A. Word Embeddings
1. Why is using one-hot encoding an inefficient towards vectorizing a corpus of words? How are word embeddings different?
-
One-hot encoding is inefficient because it doesn’t indicate relationships between similar words. Word embeddings differ from one-hot encoding because the the similarity of embedding values indicate the level of similarity between words. In other words, the closer the embedding values, the more closely-related the words are to one another. To add onto this same point, larger datasets allow the embeddings to show more fine-tuned distinctions between words, while one-hot encoding would simply require a greater number of very long vectors (which is another contributing factor to one-hot encoding’s inefficiency, as compared to word embedding). When encoding a large corpus of words, it can be really inefficient to store the large one-hot encoding vectors.
Another difference between one-hot encoding and embedding is that one-hot encoding involves equating a word to a sparse vector of zeroes and ones (where the location of the ‘1’ in the vector indicates which word is being represented), while embedding involves equating a word to a dense vector. This dense vector contains floating point numbers that represent a given word. Embeddings also serve as “lookup tables” that map an integer representing a word to its respective dense vector.
In addition, one-hot encoding differs from embedding because one-hot ecoding vector values are manually specified, while embedding values are parameters determined by a model.
2. Compile and train the model from the tensorflow exercise. Plot the training and validation loss as well as accuracy. Post your plots and describe them.
- Training and Validation Loss
-
While the training loss is steadily decreasing, the testing/validation loss is rather unstable and is increasing, overall. This indicates that the model is overfitting to the training data, as accuracy has an inverse relationship to the model’s loss. Consequently, the training accuracy is increasing while the testing/validation accuracy is decreasing. Perhaps this overfit is due to the simple nature of the model.
-
Training and Validation Accuracy
- The plots of training and testing/validation accuracy confirm what was observed in the training and testing/validation loss plots. The training accuracy is steadily increasing (from approximately 0.675 to about 0.95) while the testing/validation accuracy is slightly decreasing across the 10 epochs. Interestingly, the testing accuracy was pretty stable at around 0.85, even though the testing loss was quite inconsistent. As indicated by the plot of losses, the model is indeed overfit to the training data because the testing accuracy is almost always less than the training accuracy over time (excluding the first two epochs). Because the overfitting may be due to the simplicity of the model, it may help to add additional Dense layers to the network to improve the testing accuracy.
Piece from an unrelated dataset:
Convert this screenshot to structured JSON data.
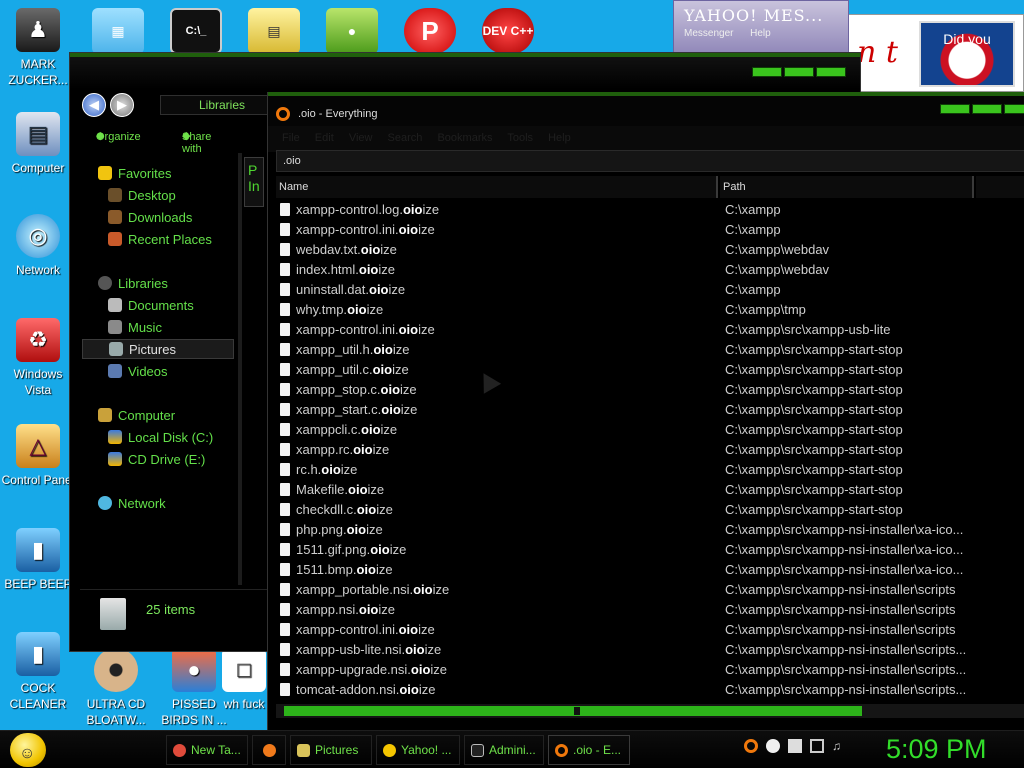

B. Text Classification with an RNN
1. Again compile and train the model from the tensorflow exercise. Plot the training and validation loss as well as accuracy. Stack two or more LSTM layers in your model. Post your plots and describe them.
- Initial Training and Validation Loss
-
Prior to stacking two LSTM layers within my model, the loss steadily increased over time for the testing/validation text dataset while the loss steadily decreased for the training text dataset. Although the testing loss generally decreased across the first two epochs, the model was still not very accurate at that time because the model was underfit. In other words, the model had not been run long enough to even pick up on patterns in the training set. This underfitting is also evidenced by the testing loss actually being lower than the training loss in the first epoch. However, the model appears to be overfitting for the remainder of the epochs, as the training loss switched to being lower than the training loss from then on.
-
Initial Training and Validation Accuracy
-
The testing/validation accuracy prior to stacking two LSTM layers was quite steady over time (at around 0.85), while the training accuracy prior to stacking two LSTM layers inreased rapidly in the first epoch and continued to steadily rise over time to just over 0.95. It was interesting to see that the testing accuracy was so high initially, at approximately 0.80. However, as mentioned in the description of the loss plot, the model was underfit at this time. This underfitting can also be seen in the accuracy plots, as the training accuracy was actually lower than the testing accuracy for the first epoch. However, after the first epoch, the model became overfit as the training accuracy quickly became higher than the testing accuracy. It was also interesting to note that the testing accuracy was so stable over time, but it appeared to begin slightly decreasing around the eighth epoch.
-
Additional Layer Training and Validation Loss
-
After stacking two LSTM layers within my model, the testing/validation loss not only increased more than the testing/validation loss prior to stacking two LSTM layers (the initial model increased to just under 0.5 and the second model with stacked LSTM layers increased to just over 0.55), but it also appeared to increase much more rapidly over time. Otherwise, the losses after stacking the two LSTM layers were very similar to the losses prior to stacking the layers. For example, both models were underfit for the first epoch and became overfit shortly thereafter. In addition, the training loss curves both steadily decreased over time, while the testing loss curves decreased for the first epoch and then began increasing for the remaining epochs.
-
Additional Layer Training and Validation Accuracy
- Just as the loss curves after stacking two LSTM layers were quite similar to the original loss curves, the accuracy curves after stacking two LSTM layers were strikingly similar to the original accuracy curves. In fact, the testing/validation accuracy curves even started at approximately the same level of accuracy at around 0.80. Both plots also show the initial underfitting at the first epoch, where the training accuracy was less than the testing accuracy. In addition, they also both show the overfitting shortly thereafter, as the training accuracy steadily rose higher above the testing accuracy. Nevertheless, there were a few slight differences in the accuracy curves after stacking two LSTM layers. The first of these is what appears to be a slightly higher testing accuracy at the intersection between the training and testing/validation curves after stacking the layers. The second of these is that the testing accuracy curve for the model with two stacked LSTM layers appears to be decreasing across the epochs (or at least more so than in the model without stacked LSTM layers). However, the differing intersection point may only appear to be the case due to a difference in scaling between the two plots. Consequently, I believe the main difference was the slight decrease in testing accuracy over time after stacking two LSTM layers. On the original model (prior to stacking), the testing accuracy appeared to be more stable over time.